Back to the spaceship. The male captives attempt to overwhelm their abductors and destroy the craft via the autodestruct lever. They fail, of course, but, hey, at least they were being proactive. Argos, meanwhile, wants to have another go at kidnapping the Professor. Luckily for him, some of the Professor’s colleagues appear at his lab just then and badger him into attending an honorary dinner they’ve arranged for him. (!) Despite his qualms, he eventually agrees, unaware he’s being observed on the Martian’s televiewers.
At the club, the dancing girls are replaced by the Martian women. These somehow manage to paralyze the real dancers, despite the fact that they don’t have their Astral Eyes. In other words, the movie’s given up even pretending that their powers make any sense. Meanwhile, Santo’s in his den when the kidnap attempt set off the tracking device. As he leaves, the Martian women are doing a bad hootchy-kootchy dance. Finally, after ‘performing’ their entire ‘number’, they make their move. The Professor is finally theirs. Santo arrives, but he’s…too late.
Even so, things aren’t going that well for the Martians either. They are just about out of breathing pills. (Morons.) Still obsessed with getting his hands on Santo, he orders one more attempt at him. Luckily, Our Hero is happy to oblige. In fact, he’s setting up a wrestling match for latter that night, certain that the news will draw out the Martians. (If they already tried to get him at his house, why does he think a match in particular would prove so irresistible? Unless it’s really just an opportunity to do more wrestling before the movie’s over.) The match is arranged and publicized, although a terrorized public has elected to stay home. Despite his opponent’s misgivings, Santo demands that the match proceed as usual.
And so…more wrestling. After some minutes of this the Martians finally make their appearance. The others all flee, but Santo stands his ground. This being the final battle, Argos himself finally engages Santo directly. However, Argos’ breathing capsule starts wearing off, and Hercules takes over. More wrestling. Santo tosses him out of the ring, and Kronos and Morpheo take their turns. More wrestling. Eventually, however, Santo manages to beat his opponents off long enough to abscond with the prostrate Hercules’ teleportation belt. Using this – although he makes sure to collect and don his cape first – Santo teleports to their ship. Meanwhile, Hercules dies of asphyxiation, or something. I guess. Argos stops to disintegrate Hercules’ body, and then they all teleport after Santo.

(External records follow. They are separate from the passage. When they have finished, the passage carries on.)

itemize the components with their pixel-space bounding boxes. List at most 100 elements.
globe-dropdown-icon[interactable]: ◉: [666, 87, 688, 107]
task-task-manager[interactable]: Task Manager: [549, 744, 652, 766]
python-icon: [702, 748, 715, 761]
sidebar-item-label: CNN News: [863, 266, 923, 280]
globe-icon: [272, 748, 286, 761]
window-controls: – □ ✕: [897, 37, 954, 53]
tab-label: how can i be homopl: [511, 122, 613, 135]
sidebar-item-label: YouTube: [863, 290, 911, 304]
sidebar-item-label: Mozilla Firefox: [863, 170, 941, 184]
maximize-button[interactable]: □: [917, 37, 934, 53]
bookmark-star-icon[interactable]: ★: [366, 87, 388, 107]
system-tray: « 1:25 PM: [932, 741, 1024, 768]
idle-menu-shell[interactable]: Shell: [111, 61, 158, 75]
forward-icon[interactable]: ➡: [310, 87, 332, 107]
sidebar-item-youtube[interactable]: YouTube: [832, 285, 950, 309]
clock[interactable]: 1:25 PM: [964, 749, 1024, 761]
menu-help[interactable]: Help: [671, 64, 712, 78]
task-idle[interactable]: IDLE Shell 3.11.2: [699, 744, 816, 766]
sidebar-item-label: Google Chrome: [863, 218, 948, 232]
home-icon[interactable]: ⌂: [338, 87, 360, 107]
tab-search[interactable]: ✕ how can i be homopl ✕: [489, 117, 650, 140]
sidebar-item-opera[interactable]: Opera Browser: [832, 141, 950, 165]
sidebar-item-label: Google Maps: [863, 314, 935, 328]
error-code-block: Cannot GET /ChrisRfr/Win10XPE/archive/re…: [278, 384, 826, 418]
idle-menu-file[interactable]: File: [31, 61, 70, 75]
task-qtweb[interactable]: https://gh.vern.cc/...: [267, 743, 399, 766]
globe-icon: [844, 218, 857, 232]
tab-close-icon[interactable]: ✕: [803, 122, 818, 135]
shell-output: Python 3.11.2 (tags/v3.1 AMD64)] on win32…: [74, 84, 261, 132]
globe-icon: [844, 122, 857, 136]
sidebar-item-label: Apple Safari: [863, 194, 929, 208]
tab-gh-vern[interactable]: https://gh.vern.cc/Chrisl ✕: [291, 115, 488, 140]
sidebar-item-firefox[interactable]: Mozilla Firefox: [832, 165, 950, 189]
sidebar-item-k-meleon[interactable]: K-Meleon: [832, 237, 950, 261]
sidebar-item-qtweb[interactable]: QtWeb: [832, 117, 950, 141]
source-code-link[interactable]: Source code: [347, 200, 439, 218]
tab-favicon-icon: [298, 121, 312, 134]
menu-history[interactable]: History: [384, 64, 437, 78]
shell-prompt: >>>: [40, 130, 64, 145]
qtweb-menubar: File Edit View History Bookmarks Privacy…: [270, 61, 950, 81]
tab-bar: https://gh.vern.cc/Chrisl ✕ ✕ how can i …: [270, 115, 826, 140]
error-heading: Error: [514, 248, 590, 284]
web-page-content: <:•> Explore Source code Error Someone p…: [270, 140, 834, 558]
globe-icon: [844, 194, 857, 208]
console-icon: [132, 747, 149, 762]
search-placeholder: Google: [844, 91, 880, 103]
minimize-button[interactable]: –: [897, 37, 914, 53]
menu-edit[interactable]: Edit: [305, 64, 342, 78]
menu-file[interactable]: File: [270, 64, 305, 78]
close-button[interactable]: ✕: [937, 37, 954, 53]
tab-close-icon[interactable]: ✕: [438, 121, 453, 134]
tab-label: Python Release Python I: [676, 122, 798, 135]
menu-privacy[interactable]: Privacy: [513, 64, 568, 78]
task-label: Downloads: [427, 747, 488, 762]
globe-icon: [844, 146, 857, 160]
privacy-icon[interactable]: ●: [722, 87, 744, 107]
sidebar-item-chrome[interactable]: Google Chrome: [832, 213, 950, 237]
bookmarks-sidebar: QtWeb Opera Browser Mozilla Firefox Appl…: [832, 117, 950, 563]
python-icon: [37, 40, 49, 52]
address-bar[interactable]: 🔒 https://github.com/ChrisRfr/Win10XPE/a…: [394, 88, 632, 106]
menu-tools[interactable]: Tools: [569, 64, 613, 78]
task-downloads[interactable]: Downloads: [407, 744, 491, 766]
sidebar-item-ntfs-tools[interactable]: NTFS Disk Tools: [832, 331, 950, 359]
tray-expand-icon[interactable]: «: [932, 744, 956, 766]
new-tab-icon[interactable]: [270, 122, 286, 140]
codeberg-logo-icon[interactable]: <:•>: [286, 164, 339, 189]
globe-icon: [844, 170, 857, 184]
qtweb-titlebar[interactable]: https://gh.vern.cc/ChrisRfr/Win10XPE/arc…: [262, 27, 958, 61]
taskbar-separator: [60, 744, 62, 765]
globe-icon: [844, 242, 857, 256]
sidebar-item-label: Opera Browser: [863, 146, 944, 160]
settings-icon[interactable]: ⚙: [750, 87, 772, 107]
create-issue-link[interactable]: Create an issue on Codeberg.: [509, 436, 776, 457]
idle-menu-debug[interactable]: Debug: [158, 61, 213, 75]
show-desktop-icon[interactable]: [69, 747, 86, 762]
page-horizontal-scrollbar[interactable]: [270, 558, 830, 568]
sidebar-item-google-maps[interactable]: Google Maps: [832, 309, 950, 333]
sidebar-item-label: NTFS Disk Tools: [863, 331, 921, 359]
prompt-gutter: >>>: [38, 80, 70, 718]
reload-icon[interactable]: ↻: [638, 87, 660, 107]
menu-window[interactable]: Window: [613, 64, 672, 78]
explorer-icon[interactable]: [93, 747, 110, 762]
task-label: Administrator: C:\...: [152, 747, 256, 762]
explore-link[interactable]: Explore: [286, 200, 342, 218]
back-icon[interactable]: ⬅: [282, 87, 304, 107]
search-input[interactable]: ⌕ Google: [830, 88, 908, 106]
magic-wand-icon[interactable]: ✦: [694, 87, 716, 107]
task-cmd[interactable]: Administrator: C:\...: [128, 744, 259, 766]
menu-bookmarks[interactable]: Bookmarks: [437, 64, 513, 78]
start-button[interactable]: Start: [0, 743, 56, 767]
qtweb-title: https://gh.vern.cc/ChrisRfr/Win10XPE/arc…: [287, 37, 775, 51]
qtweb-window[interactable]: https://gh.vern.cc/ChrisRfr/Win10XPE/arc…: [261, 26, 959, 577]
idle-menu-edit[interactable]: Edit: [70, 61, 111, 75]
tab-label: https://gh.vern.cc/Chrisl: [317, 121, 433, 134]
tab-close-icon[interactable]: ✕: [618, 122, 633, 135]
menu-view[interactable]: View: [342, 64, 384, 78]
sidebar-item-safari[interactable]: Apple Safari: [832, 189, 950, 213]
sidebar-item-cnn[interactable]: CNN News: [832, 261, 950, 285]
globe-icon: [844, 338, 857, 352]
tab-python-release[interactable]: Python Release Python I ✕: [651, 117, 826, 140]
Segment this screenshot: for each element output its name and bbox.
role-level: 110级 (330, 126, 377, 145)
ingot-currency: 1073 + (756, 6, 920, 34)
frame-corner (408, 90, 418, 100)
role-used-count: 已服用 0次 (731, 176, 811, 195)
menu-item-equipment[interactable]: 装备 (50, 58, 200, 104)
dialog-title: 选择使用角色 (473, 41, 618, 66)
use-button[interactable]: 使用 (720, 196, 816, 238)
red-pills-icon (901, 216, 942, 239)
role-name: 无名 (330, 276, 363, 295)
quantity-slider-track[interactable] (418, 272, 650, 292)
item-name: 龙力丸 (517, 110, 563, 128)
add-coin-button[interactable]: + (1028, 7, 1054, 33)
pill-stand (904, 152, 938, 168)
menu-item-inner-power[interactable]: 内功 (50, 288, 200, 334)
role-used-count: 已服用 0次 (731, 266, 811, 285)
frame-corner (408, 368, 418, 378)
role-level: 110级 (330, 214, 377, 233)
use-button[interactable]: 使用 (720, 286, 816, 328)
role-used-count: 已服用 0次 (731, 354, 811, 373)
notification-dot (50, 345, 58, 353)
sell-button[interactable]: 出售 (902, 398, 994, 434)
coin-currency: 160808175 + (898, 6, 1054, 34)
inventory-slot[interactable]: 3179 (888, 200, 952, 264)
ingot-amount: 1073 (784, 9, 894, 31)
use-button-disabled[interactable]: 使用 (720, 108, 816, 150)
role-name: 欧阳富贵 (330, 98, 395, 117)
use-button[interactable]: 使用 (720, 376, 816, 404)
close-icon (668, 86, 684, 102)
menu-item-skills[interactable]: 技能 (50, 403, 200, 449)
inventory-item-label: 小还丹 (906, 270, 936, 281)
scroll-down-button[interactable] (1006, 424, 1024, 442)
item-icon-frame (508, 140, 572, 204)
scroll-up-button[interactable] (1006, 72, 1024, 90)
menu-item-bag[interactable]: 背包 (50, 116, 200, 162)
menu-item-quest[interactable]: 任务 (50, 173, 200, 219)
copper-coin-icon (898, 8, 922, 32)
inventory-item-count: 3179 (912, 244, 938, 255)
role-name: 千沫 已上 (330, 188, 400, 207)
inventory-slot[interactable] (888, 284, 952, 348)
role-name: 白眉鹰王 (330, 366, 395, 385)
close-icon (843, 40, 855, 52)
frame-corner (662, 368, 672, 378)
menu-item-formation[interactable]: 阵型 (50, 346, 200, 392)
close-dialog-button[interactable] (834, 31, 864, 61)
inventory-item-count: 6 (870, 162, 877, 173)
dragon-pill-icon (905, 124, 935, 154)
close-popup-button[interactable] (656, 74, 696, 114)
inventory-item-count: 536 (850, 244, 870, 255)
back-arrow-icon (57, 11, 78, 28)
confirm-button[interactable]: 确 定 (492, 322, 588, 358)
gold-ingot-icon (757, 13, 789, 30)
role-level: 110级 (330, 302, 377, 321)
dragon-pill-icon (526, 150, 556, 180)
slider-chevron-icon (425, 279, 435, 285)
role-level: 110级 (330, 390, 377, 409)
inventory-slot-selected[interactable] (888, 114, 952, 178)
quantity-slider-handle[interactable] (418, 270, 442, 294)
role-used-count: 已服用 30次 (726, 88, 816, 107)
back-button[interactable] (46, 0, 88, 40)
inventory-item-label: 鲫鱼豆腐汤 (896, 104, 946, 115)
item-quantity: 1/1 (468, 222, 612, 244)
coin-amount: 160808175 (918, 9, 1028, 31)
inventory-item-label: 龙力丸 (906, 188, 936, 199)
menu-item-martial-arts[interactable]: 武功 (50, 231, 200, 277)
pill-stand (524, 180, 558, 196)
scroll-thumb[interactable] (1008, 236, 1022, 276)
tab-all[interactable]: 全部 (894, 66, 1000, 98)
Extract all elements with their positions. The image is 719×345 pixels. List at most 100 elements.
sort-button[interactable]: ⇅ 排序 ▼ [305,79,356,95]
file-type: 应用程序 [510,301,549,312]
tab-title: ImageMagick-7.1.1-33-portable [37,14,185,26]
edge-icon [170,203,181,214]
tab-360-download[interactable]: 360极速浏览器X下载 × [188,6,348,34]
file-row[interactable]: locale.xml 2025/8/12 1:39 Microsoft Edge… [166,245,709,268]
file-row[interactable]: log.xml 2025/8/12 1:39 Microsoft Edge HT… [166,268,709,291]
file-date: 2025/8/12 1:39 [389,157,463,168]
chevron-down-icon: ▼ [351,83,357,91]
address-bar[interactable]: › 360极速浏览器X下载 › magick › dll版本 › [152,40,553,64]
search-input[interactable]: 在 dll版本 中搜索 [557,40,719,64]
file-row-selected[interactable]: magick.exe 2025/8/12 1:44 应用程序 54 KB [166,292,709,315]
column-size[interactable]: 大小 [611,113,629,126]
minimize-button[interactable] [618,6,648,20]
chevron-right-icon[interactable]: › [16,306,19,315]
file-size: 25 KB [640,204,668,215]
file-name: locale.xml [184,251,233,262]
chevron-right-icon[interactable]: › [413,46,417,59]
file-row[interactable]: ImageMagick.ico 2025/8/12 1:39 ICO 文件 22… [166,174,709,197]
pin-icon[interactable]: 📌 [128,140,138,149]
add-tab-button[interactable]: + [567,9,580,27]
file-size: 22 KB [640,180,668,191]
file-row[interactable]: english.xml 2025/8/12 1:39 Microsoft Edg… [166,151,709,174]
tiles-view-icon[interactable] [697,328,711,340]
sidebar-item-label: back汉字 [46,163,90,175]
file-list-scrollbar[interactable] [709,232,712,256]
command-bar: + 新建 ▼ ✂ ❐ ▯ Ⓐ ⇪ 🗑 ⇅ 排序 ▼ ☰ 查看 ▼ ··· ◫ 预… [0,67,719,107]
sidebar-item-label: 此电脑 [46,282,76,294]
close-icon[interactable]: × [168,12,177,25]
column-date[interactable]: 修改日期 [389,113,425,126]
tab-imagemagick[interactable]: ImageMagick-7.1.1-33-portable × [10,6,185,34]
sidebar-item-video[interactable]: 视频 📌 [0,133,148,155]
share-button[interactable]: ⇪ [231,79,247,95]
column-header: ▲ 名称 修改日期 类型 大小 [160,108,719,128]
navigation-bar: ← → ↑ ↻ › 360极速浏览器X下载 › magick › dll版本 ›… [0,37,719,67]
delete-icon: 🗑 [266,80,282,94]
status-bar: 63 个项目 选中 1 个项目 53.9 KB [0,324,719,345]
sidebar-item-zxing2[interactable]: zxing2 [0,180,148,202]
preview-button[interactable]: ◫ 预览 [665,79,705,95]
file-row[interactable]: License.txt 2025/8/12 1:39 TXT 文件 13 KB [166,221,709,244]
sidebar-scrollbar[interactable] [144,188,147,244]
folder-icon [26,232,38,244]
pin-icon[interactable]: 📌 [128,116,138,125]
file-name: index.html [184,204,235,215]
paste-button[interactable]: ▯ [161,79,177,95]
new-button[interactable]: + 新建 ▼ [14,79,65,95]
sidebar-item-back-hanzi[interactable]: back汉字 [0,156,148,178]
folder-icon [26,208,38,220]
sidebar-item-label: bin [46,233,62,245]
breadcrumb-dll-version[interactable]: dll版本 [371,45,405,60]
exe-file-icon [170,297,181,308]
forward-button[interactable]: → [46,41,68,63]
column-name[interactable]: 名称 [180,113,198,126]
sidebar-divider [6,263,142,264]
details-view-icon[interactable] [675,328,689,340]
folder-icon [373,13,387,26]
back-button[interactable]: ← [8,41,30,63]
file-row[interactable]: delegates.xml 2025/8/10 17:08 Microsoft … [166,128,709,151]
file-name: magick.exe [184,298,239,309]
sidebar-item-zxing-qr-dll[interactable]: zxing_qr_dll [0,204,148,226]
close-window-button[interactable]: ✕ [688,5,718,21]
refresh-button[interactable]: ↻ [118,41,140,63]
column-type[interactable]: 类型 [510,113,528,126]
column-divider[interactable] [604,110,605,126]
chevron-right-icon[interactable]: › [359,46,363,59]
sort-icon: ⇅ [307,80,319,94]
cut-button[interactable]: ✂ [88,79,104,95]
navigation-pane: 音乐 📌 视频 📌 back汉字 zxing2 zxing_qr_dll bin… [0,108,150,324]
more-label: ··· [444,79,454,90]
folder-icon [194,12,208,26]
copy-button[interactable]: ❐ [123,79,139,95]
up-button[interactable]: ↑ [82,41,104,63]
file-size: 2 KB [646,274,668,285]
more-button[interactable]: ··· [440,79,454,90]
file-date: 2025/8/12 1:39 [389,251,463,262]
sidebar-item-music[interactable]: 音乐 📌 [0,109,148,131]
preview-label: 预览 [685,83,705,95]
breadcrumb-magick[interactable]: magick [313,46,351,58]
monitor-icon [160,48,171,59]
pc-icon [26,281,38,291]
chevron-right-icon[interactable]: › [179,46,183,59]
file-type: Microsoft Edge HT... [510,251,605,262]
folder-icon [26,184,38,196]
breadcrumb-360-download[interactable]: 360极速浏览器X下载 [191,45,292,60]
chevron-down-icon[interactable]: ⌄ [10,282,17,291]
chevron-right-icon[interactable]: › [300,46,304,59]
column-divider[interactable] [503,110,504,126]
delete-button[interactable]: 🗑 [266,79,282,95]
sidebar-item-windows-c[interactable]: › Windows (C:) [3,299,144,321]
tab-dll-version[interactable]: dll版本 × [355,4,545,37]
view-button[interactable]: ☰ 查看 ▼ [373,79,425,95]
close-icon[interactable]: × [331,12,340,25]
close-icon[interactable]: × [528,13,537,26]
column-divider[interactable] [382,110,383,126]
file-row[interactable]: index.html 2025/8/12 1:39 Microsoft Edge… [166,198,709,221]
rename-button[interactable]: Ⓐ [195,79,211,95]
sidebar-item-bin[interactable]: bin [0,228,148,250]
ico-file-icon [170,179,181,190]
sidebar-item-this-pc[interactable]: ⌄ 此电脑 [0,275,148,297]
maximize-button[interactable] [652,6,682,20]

Santo has arrived outside the ship, and hides as the others teleport in. It’s too late, though, for the breathing pills are out. Dying, they attempt to send the ship via autopilot back to Mars. However, Santo bursts in and frees the captives. Making sure the ship doesn’t fall into terrestrial hands, Argos tries to activate the destruct switch but dies before he can do so. The Professor tries to convince Santo to save the ship, but Santo fears that Mankind isn’t ready for this amazing power. So he returns to the ship and pulls the lever himself, barely escaping with his life. Boom!
The Omnipotent Narrator returns, implying that humanity now has nothing to fear but it’s own "crazy nuclear experiments." That, presumably, or a second Martian ship that brings along two bottles of breathing capsules.
Summary: Probably the Greatest Movie Ever Made.